Uitspraak
1.Geding in cassatie
2.Beoordeling van het eerste middel
3.Beoordeling van het tweede middel
4.Beslissing
8 oktober 2019.
Hoge Raad
In deze zaak heeft de Hoge Raad op 8 oktober 2019 uitspraak gedaan in een cassatieberoep tegen een arrest van het Gerechtshof Arnhem-Leeuwarden. De verdachte was betrokken bij een gewelddadige woningoverval in Enschede, waarbij hij werd beschuldigd van medeplegen van diefstal met braak en bedreiging met geweld. De verdediging voerde aan dat het signalement van de verdachte, zoals opgegeven door de aangever, summier was, maar dat het aantal specifieke kenmerken de verdachte uitsloot. De Advocaat-Generaal T.N.B.M. Spronken concludeerde tot vernietiging van het bestreden arrest voor wat betreft de hoogte van de opgelegde straf, maar verwerping van het beroep voor het overige.
De Hoge Raad beoordeelde de middelen van cassatie en oordeelde dat het eerste middel niet tot cassatie kon leiden.

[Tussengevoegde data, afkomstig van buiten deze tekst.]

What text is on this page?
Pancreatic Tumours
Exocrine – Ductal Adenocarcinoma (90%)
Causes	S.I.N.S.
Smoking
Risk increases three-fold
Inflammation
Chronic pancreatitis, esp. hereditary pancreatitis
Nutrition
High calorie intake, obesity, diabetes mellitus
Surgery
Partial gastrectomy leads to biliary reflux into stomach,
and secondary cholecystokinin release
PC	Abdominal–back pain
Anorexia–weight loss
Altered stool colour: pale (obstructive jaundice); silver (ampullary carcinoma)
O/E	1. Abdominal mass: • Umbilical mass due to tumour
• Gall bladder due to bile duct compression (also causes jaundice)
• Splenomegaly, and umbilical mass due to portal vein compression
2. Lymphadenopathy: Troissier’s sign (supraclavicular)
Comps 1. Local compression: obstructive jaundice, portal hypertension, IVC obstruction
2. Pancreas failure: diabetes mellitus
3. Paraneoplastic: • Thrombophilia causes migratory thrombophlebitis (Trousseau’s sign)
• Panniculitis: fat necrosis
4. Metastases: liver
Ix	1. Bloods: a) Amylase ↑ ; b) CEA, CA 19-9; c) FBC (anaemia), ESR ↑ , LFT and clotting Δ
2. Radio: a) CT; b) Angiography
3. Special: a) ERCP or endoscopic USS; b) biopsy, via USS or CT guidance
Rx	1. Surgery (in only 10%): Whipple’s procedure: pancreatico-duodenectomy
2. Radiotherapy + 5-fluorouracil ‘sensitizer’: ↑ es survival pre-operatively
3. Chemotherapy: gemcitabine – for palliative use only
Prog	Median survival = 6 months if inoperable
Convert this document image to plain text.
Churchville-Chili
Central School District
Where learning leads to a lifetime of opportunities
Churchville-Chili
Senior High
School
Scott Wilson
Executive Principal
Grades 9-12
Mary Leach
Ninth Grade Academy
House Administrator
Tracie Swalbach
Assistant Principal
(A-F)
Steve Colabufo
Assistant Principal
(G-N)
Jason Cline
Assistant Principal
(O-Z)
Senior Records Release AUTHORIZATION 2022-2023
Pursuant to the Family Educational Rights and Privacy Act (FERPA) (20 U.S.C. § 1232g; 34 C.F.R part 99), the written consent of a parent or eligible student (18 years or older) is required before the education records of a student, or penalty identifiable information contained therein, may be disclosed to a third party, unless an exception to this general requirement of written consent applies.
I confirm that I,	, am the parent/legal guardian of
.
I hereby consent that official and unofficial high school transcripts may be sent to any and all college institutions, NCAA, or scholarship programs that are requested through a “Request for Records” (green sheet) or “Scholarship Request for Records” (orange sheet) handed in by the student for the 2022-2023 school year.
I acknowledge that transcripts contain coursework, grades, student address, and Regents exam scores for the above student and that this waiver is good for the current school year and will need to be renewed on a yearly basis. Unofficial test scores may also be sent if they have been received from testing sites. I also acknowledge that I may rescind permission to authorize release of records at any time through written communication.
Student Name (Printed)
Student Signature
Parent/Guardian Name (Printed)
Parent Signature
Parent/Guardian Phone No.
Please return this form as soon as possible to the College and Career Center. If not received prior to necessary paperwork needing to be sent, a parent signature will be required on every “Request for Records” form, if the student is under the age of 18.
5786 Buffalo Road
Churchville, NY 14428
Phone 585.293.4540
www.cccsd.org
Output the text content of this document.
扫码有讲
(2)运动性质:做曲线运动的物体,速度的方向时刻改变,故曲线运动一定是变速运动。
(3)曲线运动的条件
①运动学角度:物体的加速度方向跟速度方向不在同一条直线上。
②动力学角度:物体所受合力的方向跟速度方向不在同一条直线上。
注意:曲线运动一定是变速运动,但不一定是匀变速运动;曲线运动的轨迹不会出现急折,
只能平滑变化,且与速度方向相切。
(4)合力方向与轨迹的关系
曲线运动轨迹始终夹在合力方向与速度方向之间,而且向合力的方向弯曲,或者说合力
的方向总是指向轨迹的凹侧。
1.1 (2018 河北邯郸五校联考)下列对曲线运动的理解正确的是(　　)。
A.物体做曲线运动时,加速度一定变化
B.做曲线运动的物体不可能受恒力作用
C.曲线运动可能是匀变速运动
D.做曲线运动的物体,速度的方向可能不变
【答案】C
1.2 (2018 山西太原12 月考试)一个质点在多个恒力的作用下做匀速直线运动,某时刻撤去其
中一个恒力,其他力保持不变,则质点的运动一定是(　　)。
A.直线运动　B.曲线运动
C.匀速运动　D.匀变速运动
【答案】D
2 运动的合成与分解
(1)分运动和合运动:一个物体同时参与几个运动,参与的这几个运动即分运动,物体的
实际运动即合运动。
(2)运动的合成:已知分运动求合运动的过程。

Het tweede middel, dat betrekking had op de overschrijding van de redelijke termijn in de cassatiefase, werd gegrond verklaard. De Hoge Raad stelde vast dat de redelijke termijn, zoals bedoeld in artikel 6, eerste lid, van het Europees Verdrag voor de Rechten van de Mens (EVRM), was overschreden, omdat de stukken te laat door het Hof waren ingezonden. Dit leidde tot een vermindering van de aan de verdachte opgelegde gevangenisstraf van 30 maanden naar 28 maanden.
De Hoge Raad vernietigde de bestreden uitspraak, maar uitsluitend wat betreft de duur van de opgelegde gevangenisstraf, en verwerpt het beroep voor het overige. Dit arrest is gewezen door de vice-president en twee raadsheren, en uitgesproken ter openbare terechtzitting.